Esce il 6 maggio il nuovo libro di Luigi Notari (già segretario siulp) e Mauro Ravarino (giornalista) dal titolo Al di sotto della legge. Conversazioni su polizia e democrazia, per Edizioni Gruppo Abele, all’interno della collana Palafitte.

Il libro

Il testo ripercorre le vicende (non solo professionali) di Luigi Notari attraverso 40 anni della storia d’Italia e della polizia, anni che hanno scosso il Paese: dalla lunga battaglia per la smilitarizzazione della polizia all’assassinio di Aldo Moro; dall’omicidio di Francesco Lorusso, in piazza a Bologna, alla strage del 2 agosto; dal caso Dozier a quello della banda della Uno bianca fino ai più recenti avvenimenti di Genova 2001 e della morte di Federico Aldrovandi e Stefano Cucchi.
Così Mauro Ravarino, interlocutore più che intervistatore, descrive il libro: «Al di sotto della legge è un viaggio di scoperta, immagino reciproca, l’incontro tra visioni e spaccati diversi, replicato in un’articolata conversazione che ruota attorno al concetto di democrazia (in particolare, alla sua applicazione) e si snoda in quasi quarant’anni di storia italiana e personale, dal 1976 a oggi – e, ancora, riferendosi a Notari – è come se avesse un cappello da prestigiatore in cui raccogliere infiniti aneddoti, affastellati l’un l’altro».

Gli autori

Luigi Notari è entrato in polizia, quasi per caso, nei difficili anni Settanta, anni di cambiamenti e di violenza.

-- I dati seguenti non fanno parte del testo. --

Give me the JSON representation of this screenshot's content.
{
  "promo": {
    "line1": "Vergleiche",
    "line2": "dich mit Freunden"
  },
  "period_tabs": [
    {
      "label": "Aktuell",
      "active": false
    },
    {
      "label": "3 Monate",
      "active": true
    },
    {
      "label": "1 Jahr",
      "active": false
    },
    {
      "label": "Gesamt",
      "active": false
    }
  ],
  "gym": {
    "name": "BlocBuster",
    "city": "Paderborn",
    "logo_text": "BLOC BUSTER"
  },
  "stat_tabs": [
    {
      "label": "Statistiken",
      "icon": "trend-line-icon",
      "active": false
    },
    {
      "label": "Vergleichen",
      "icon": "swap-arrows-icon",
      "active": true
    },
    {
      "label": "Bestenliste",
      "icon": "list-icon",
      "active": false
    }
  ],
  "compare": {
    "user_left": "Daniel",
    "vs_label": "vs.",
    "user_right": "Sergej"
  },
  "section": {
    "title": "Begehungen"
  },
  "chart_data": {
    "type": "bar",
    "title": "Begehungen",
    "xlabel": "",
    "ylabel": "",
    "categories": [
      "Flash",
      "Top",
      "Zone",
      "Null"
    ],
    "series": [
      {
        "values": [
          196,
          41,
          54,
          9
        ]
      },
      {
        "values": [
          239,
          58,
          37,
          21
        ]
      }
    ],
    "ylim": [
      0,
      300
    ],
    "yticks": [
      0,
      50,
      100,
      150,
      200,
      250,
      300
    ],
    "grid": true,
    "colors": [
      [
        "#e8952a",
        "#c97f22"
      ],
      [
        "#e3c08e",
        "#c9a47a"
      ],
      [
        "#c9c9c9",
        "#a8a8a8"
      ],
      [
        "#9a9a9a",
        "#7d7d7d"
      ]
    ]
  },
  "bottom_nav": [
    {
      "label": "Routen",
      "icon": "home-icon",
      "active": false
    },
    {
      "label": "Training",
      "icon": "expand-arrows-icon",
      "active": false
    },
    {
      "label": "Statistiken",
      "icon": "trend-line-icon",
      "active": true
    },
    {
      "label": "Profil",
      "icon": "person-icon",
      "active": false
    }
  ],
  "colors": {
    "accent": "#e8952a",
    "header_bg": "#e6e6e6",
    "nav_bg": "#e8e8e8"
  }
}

Dal 1994, dopo aver contribuito alla sua formazione è entrato nella segreteria nazionale del siulp (Sindacato Italiano Unitario Lavoratori Polizia), attività che ha svolto fino alla pensione. Ha un’idea molto chiara del ruolo che la polizia dovrebbe avere nella società, che riassume così: «La società e ingiusta, le diseguaglianze sono all’ordine del giorno. Il poliziotto è un medico sociale. Non deve per forza amputare, ma prevenire e curare, studiare e chiedere aiuto alle altre istituzioni».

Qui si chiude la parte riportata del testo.